1:30 AM -- SCARLET STREET (1945)
A middle aged wouldbe painter falls into the clutches of an unscrupulous woman.
Dir: Fritz Lang
Cast: Edward G. Robinson, Joan Bennett, Dan Duryea
BW-102 mins, CC,

This is the first of two remakes Fritz Lang made of Jean Renoir's films. While La Chienne (1931) inspired "Scarlet Street" (1945), La Bête Humaine (1938) inspired Human Desire (1954). Notoriously, Renoir disliked both.

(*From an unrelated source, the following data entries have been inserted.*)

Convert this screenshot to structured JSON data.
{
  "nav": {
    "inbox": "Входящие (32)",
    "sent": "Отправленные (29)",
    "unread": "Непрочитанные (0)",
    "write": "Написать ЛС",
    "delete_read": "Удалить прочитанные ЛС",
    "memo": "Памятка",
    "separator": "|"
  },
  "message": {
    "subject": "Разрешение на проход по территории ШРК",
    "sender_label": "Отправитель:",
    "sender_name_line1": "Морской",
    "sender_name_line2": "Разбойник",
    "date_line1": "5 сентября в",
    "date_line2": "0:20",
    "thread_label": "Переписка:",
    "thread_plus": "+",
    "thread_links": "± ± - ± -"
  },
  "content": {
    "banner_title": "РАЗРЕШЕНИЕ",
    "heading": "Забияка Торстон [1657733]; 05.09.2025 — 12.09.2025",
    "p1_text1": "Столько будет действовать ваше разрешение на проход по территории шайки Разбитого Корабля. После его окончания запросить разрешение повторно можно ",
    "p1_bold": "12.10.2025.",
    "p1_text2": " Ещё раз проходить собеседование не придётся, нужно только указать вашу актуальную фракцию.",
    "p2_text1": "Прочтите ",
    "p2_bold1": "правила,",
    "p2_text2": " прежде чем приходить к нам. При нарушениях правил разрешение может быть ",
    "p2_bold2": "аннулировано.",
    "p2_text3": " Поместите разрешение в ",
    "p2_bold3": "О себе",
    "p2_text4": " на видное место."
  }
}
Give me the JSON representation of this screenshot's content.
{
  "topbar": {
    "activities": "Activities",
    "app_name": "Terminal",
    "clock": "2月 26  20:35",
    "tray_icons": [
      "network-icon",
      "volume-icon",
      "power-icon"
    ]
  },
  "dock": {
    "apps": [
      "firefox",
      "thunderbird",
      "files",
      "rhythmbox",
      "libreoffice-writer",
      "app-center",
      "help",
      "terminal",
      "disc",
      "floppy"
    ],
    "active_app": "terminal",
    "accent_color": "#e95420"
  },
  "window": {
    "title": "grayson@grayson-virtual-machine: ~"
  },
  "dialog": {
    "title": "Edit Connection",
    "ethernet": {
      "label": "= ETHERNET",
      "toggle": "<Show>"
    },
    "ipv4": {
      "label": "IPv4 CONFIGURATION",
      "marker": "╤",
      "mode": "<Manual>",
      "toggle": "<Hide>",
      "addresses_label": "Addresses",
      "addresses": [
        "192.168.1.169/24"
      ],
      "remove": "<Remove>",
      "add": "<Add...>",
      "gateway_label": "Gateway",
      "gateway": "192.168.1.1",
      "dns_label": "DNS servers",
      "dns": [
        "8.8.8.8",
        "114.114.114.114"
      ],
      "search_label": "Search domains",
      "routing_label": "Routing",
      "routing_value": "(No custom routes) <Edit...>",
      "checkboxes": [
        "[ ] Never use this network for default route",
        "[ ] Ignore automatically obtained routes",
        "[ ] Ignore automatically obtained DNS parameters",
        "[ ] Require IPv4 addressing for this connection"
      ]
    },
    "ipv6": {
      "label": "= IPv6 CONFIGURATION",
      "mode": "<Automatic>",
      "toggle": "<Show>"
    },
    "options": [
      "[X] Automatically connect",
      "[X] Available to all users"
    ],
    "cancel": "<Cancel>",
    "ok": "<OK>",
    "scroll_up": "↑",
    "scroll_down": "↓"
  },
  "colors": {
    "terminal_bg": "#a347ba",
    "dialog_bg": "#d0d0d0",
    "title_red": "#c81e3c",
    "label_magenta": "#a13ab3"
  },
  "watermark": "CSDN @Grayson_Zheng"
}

3:30 AM -- THE PRIDE OF THE YANKEES (1942)
Baseball legend Lou Gehrig faces a crippling disease at the height of his success.
Dir: Sam Wood
Cast: Gary Cooper, Teresa Wright, Babe Ruth
BW-129 mins, CC,

Won an Oscar for Best Film Editing -- Daniel Mandell

Nominated for Oscars for Best Actor in a Leading Role -- Gary Cooper, Best Actress in a Leading Role -- Teresa Wright, Best Writing, Original Story -- Paul Gallico, Best Writing, Screenplay -- Herman J. Mankiewicz and Jo Swerling, Best Cinematography, Black-and-White -- Rudolph Maté, Best Art Direction-Interior Decoration, Black-and-White -- Perry Ferguson and Howard Bristol, Best Sound, Recording -- Thomas T. Moulton (Samuel Goldwyn SSD), Best Effects, Special Effects -- Jack Cosgrove (photographic), Ray Binger (photographic) and Thomas T. Moulton (sound), Best Music, Scoring of a Dramatic or Comedy Picture -- Leigh Harline, and Best Picture

Gary Cooper was born in 1901, and Lou Gehrig in 1903, so when this movie was released Cooper was barely two years older than the real Gehrig would have been.